Der ganze Recyclingprozess erfolgt erst noch mit einem Bruchteil an Energieeintrag und CO 2 -Ausstoss gegenüber einer traditionellen, erzbasierten Produktion. Haben Sie gewusst, dass nahezu 100 Prozent des zurzeit in der Schweiz verarbeiteten Baustahls Recyclingstahl ist? Schon vor über 50 Jahren wurden im Metall- und Stahlbau die Kreislaufwirtschaft und der Gedanke des Recyclings vorgelebt. Diese Selbstverständlichkeit hat in Kombination mit einer gewissen Bescheidenheit wohl auch dazu geführt, dass dieser Materialvorteil im Vergleich zu anderen Werkstoffen von der Branche bisher zu wenig intensiv kommuniziert wurde.

Auch die Landtechnik entwickelt und modifiziert seit Jahren ihre Maschinen und Geräte so, dass damit möglichst ressourcen- und energieschonend gearbeitet werden kann. Dank diesen Anwendungen konnte seit Jahren sukzessive der Einsatz von Saatgut, Düngemitteln, Herbiziden und Pestiziden reduziert werden. Mit den heutigen Technologien wie beispielsweise satellitenunterstützten Lenksystemen und verschiedensten Sensorsystemen können in Kombination mit lokalen Bodenproben Dünge- und Pflanzenschutzmittel gezielt ausgebracht werden – nämlich nur dort, wo es unverzichtbar ist. Diese Entwicklung startete viele Jahre vor den bekannten Agrarinitiativen. Ebenso erwähnenswert sind die akkubetriebenen Fahrzeuge jeglicher Art, die in der Kommunaltechnik vermehrt eingesetzt und von unseren Landtechnikbetrieben vielfach modifiziert und gewartet werden. Deren Einsatz reduziert die Lärm- und Abgasemissionen enorm.

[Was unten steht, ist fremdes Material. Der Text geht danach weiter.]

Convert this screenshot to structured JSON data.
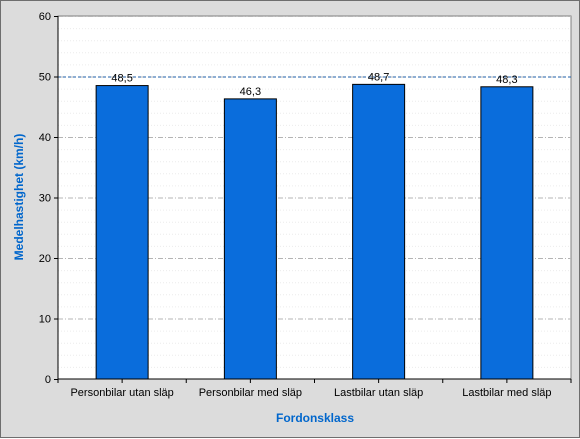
{
  "chart_data": {
    "type": "bar",
    "categories": [
      "Personbilar utan släp",
      "Personbilar med släp",
      "Lastbilar utan släp",
      "Lastbilar med släp"
    ],
    "values": [
      48.5,
      46.3,
      48.7,
      48.3
    ],
    "value_labels": [
      "48,5",
      "46,3",
      "48,7",
      "48,3"
    ],
    "xlabel": "Fordonsklass",
    "ylabel": "Medelhastighet (km/h)",
    "ylim": [
      0,
      60
    ],
    "y_ticks": [
      "0",
      "10",
      "20",
      "30",
      "40",
      "50",
      "60"
    ],
    "reference_line": 50,
    "grid": true,
    "legend": false
  },
  "colors": {
    "bar_fill": "#0a6ddc",
    "axis_title": "#0066cc",
    "frame_background": "#dcdcdc",
    "plot_background": "#ffffff",
    "reference_line": "#1f5fa8"
  }
}
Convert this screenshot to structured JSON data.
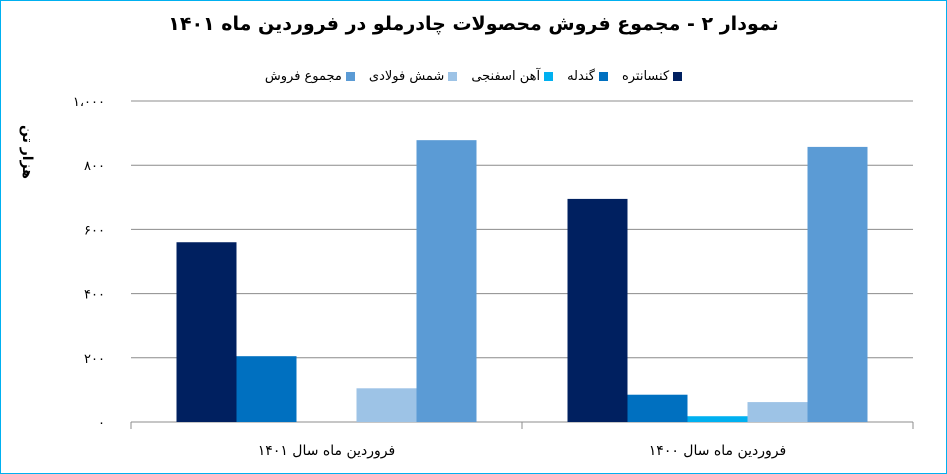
{
  "chart_data": {
    "type": "bar",
    "title": "نمودار ۲ - مجموع فروش محصولات چادرملو در فروردین ماه ۱۴۰۱",
    "ylabel": "هزار تن",
    "xlabel": "",
    "ylim": [
      0,
      1000
    ],
    "yticks": [
      0,
      200,
      400,
      600,
      800,
      1000
    ],
    "ytick_labels": [
      "۰",
      "۲۰۰",
      "۴۰۰",
      "۶۰۰",
      "۸۰۰",
      "۱،۰۰۰"
    ],
    "grid": true,
    "legend_position": "top",
    "categories": [
      "فروردین ماه سال ۱۴۰۱",
      "فروردین ماه سال ۱۴۰۰"
    ],
    "series": [
      {
        "name": "کنسانتره",
        "color": "#002060",
        "values": [
          560,
          695
        ]
      },
      {
        "name": "گندله",
        "color": "#0070c0",
        "values": [
          205,
          85
        ]
      },
      {
        "name": "آهن اسفنجی",
        "color": "#00b0f0",
        "values": [
          0,
          18
        ]
      },
      {
        "name": "شمش فولادی",
        "color": "#9dc3e6",
        "values": [
          105,
          62
        ]
      },
      {
        "name": "مجموع فروش",
        "color": "#5b9bd5",
        "values": [
          878,
          857
        ]
      }
    ]
  }
}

Die Landtechnik- und die Metallbaubranche sind gemeinsam nachhaltig unterwegs – wir müssen das in der breiten Öffentlichkeit besser bekannt machen.

Was steht bei Ihnen in den nächsten 100 Tagen auf dem Programm?
Die gelebte Sozialpartnerschaft ist eine weitere Hauptaufgabe eines Arbeitgeberverbands. In den nächsten Wochen stehen die alljährlichen Gespräche mit den Gewerkschaften auf dem Programm. AM Suisse ist ein zuverlässiger, fairer und zukunftsorientierter Partner, der die Anliegen und Interessen der Mitgliedsfirmen bei den Behörden und Sozialpartnern aktiv einbringt. Im Zentrum der Verbandsarbeit stehen die Mitglieder. Wir setzen uns dafür ein, die Weiterentwicklung, den Fortbestand, die Wirtschaftlichkeit und die Wettbewerbsfähigkeit unserer Branchen im Markt zu garantieren.

Herr von Mühlenen, wir danken Ihnen für das Gespräch.